America is at an important turning point. Remote warfare is not just a mainstay of post–9/11 wars, it is a harbinger of what lies ahead—a future of high-tech, artificial intelligence–enabled, and autonomous weapons systems that raise a host of new ethical questions. Most fundamentally, is remote warfare moral? And if so, why? Joseph O. Chapa, with unique credentials as Air Force officer, Predator pilot, and doctorate in moral philosophy, serves as our guide to understanding this future, able to engage in both the language of military operations and the language of moral philosophy. Through gripping accounts of remote pilots making life-and-death decisions and analysis of high-profile cases such as the killing of Iranian high government official General Qasem Soleimani, Chapa examines remote warfare within the context of the just war tradition, virtue, moral psychology, and moral responsibility. He develops the principles we should use to evaluate its morality, especially as pilots apply human judgment in morally complex combat situations. Moving on to the bigger picture, he examines how the morality of human decisions in remote war is situated within the broader moral context of US foreign policy and the future of warfare.

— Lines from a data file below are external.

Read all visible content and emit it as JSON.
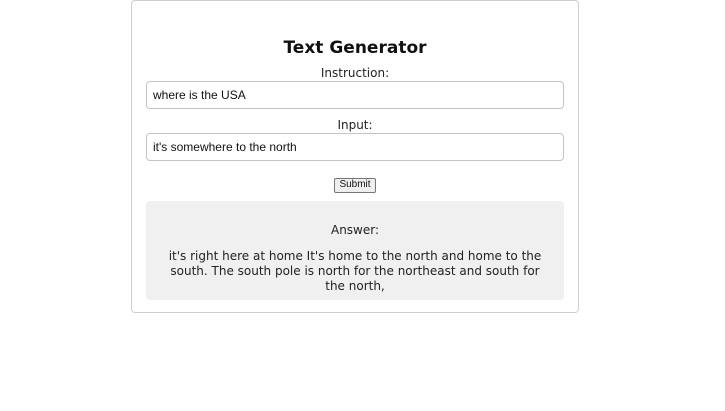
{
  "app": {
    "title": "Text Generator"
  },
  "form": {
    "instruction_label": "Instruction:",
    "instruction_value": "where is the USA",
    "input_label": "Input:",
    "input_value": "it's somewhere to the north",
    "submit_label": "Submit"
  },
  "answer": {
    "heading": "Answer:",
    "text": "it's right here at home It's home to the north and home to the south. The south pole is north for the northeast and south for the north,"
  },
  "colors": {
    "card_border": "#cfcfcf",
    "answer_background": "#f0f0f0",
    "input_border": "#c4c4c4"
  }
}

The New Western Way of War

The New Western Way of War
Author: Martin Shaw
Publsiher: Polity
Total Pages: 195
Release: 2005-05-27
Genre: History
ISBN: 9780745634104

Download The New Western Way of War Book in PDF, Epub and Kindle

In this seminal new work, Martin Shaw, a leading expert on the sociology of war, argues that the new Western way of war is in crisis. He charts the development of a new warfare, after Vietnam, through the Falklands, the Gulf, Kosovo and Afghanistan. He argues that in the Iraq (mis)adventure (of which he provides a detailed analysis) and the War on Terror, the US has consistently flouted the key rules that enabled Western states to fight these earlier wars successfully. The results are not only political failure and a disaster in Iraq, but also a loss of credibility for the very idea of Western warfare. For Shaw, the new way of war focuses on containing risks to the lives of Western soldiers in order to minimise political and electoral risk to governments. Risk is transferred to innocent civilians, whose killing is explained away as 'accidental'. Yet the idea of managing risk is fundamentally at odds with the brutal, unpredictable nature of war. Ultimately, attempts to manage, govern and rule over the risks of war produce greater risks for those in power. The New Western Way of War is a moral and political statement as well as a major contribution to sociology and international relations. It will make compelling reading not only for students and scholars of these disciplines, but for anyone concerned about Western political and military power, and the future for global justice.

German Ways of War

German Ways of War
Author: Jaimey Fisher
Publsiher: Rutgers University Press
Total Pages: 250
Release: 2022-08-12
Genre: Performing Arts
ISBN: 9781978829190

Download German Ways of War Book in PDF, Epub and Kindle

German Ways of War deploys theories of space, mobility, and affect to investigate how war films realize their political projects. Analyzing films across the decades, from the 1910s to 2000s, German Ways of War addresses an important lacuna in media studies: while scholars have tended to focus on the similarities between cinematic looking and weaponized targeting -- between shooting a camera and discharging a gun – this book argues that war films negotiate spaces throughout that frame their violence in ways more revealing than their battle scenes. Beyond that well-known intersection of visuality and violence, German Ways of War explores how the genre frames violence within spatio-affective operations. The production of novel spaces and evocation of new affects transform war films, including the genre’s manipulation of mobility, landscape, territory, scales, and topological networks. Such effects amount to what author Jaimey Fisher terms the films’ “affective geographies” that interweave narrative-generated affects, spatial depictions, and political processes.